A corporate donation receipt must include the charity’s registration number, donation amount, and date, among other details. The CRA will not allow a tax credit without proper documentation.
B. Claiming Corporate Donation Deductions
Corporations in Canada can deduct charitable donations from their taxable income, subject to limits:
Businesses can generally claim donations up to 75% of their net income for the tax year.
This limit may be increased in certain cases, such as gifts of certified cultural property or ecologically sensitive land.
If your donation exceeds the annual limit, the unused portion can be carried forward for up to five years, allowing flexibility in tax planning
2. Different Types of Corporate Gifts
Under Canadian tax law, different donation types are treated differently. Understanding how to value these properly ensures your corporation gets the full tax benefit it deserves.
A. Cash Donations
These are the simplest types of charitable gifts. The amount donated is generally equal to the amount claimed as a deduction.
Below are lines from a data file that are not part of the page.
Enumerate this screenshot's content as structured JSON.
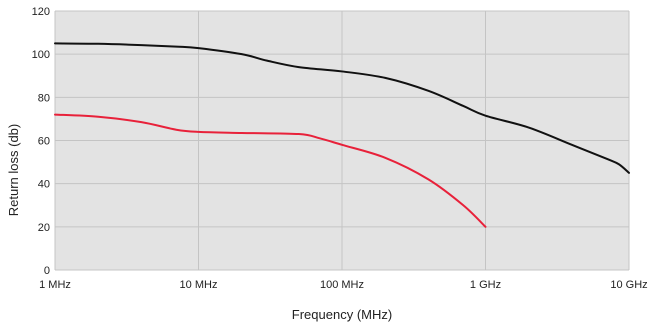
{
  "chart_data": {
    "type": "line",
    "title": "",
    "xlabel": "Frequency (MHz)",
    "ylabel": "Return loss (db)",
    "x_scale": "log",
    "xlim": [
      1,
      10000
    ],
    "ylim": [
      0,
      120
    ],
    "grid": true,
    "background_color": "#e3e3e3",
    "grid_color": "#c4c4c4",
    "x_ticks": [
      {
        "value": 1,
        "label": "1 MHz"
      },
      {
        "value": 10,
        "label": "10 MHz"
      },
      {
        "value": 100,
        "label": "100 MHz"
      },
      {
        "value": 1000,
        "label": "1 GHz"
      },
      {
        "value": 10000,
        "label": "10 GHz"
      }
    ],
    "y_ticks": [
      {
        "value": 0,
        "label": "0"
      },
      {
        "value": 20,
        "label": "20"
      },
      {
        "value": 40,
        "label": "40"
      },
      {
        "value": 60,
        "label": "60"
      },
      {
        "value": 80,
        "label": "80"
      },
      {
        "value": 100,
        "label": "100"
      },
      {
        "value": 120,
        "label": "120"
      }
    ],
    "series": [
      {
        "color": "#111111",
        "points": [
          [
            1,
            105
          ],
          [
            2,
            104.8
          ],
          [
            4,
            104.2
          ],
          [
            7,
            103.5
          ],
          [
            10,
            102.8
          ],
          [
            20,
            100
          ],
          [
            30,
            97
          ],
          [
            50,
            94
          ],
          [
            100,
            92
          ],
          [
            200,
            89
          ],
          [
            400,
            83
          ],
          [
            700,
            76
          ],
          [
            1000,
            71.5
          ],
          [
            2000,
            66
          ],
          [
            4000,
            58
          ],
          [
            7000,
            51.5
          ],
          [
            8500,
            49
          ],
          [
            10000,
            45
          ]
        ]
      },
      {
        "color": "#e8213a",
        "points": [
          [
            1,
            72
          ],
          [
            2,
            71
          ],
          [
            4,
            68.5
          ],
          [
            7,
            65
          ],
          [
            10,
            64
          ],
          [
            20,
            63.5
          ],
          [
            50,
            63
          ],
          [
            70,
            61
          ],
          [
            100,
            58
          ],
          [
            200,
            52
          ],
          [
            400,
            42
          ],
          [
            700,
            30
          ],
          [
            1000,
            20
          ]
        ]
      }
    ]
  }
}
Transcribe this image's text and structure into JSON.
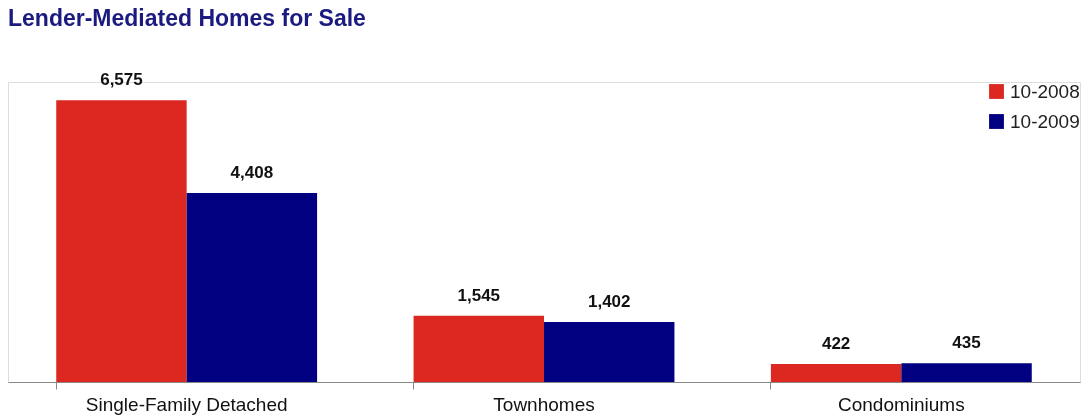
{
  "chart_data": {
    "type": "bar",
    "title": "Lender-Mediated Homes for Sale",
    "categories": [
      "Single-Family Detached",
      "Townhomes",
      "Condominiums"
    ],
    "series": [
      {
        "name": "10-2008",
        "color": "#dc2820",
        "values": [
          6575,
          1545,
          422
        ],
        "value_labels": [
          "6,575",
          "1,545",
          "422"
        ]
      },
      {
        "name": "10-2009",
        "color": "#000080",
        "values": [
          4408,
          1402,
          435
        ],
        "value_labels": [
          "4,408",
          "1,402",
          "435"
        ]
      }
    ],
    "tick_labels": "x",
    "legend": "top right",
    "grid": false
  }
}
You’ll need an official donation receipt issued by the charity.
B. Donations of Property (In-Kind Gifts)
Donating physical goods or assets, such as office equipment, vehicles, or inventory, requires special valuation procedures:
The value of the gift is typically based on its fair market value (FMV) at the time of donation.
If the donated property has appreciated, the corporation may be subject to a capital gain, depending on the type of property.
For example, if a business donates used furniture with an FMV of $5,000 but originally purchased for $3,000, the business may need to account for the gain in value.
C. Donations of Publicly Traded Securities
Gifting publicly traded shares is one of the most tax-efficient ways for Canadian corporations to give:
The corporation can deduct the full FMV of the donated shares.
Any capital gain on the securities is exempt from tax, meaning the business avoids both the tax on the capital gain and still gets the full donation credit.
This makes securities a popular choice for tax-savvy corporate donors.
D. Donations of Services or Time
The CRA does not allow deductions for the donation of services or volunteer time. However, corporations may be able to deduct expenses incurred in providing those services, such as wages paid to employees while volunteering or the cost of supplies used in a charitable project.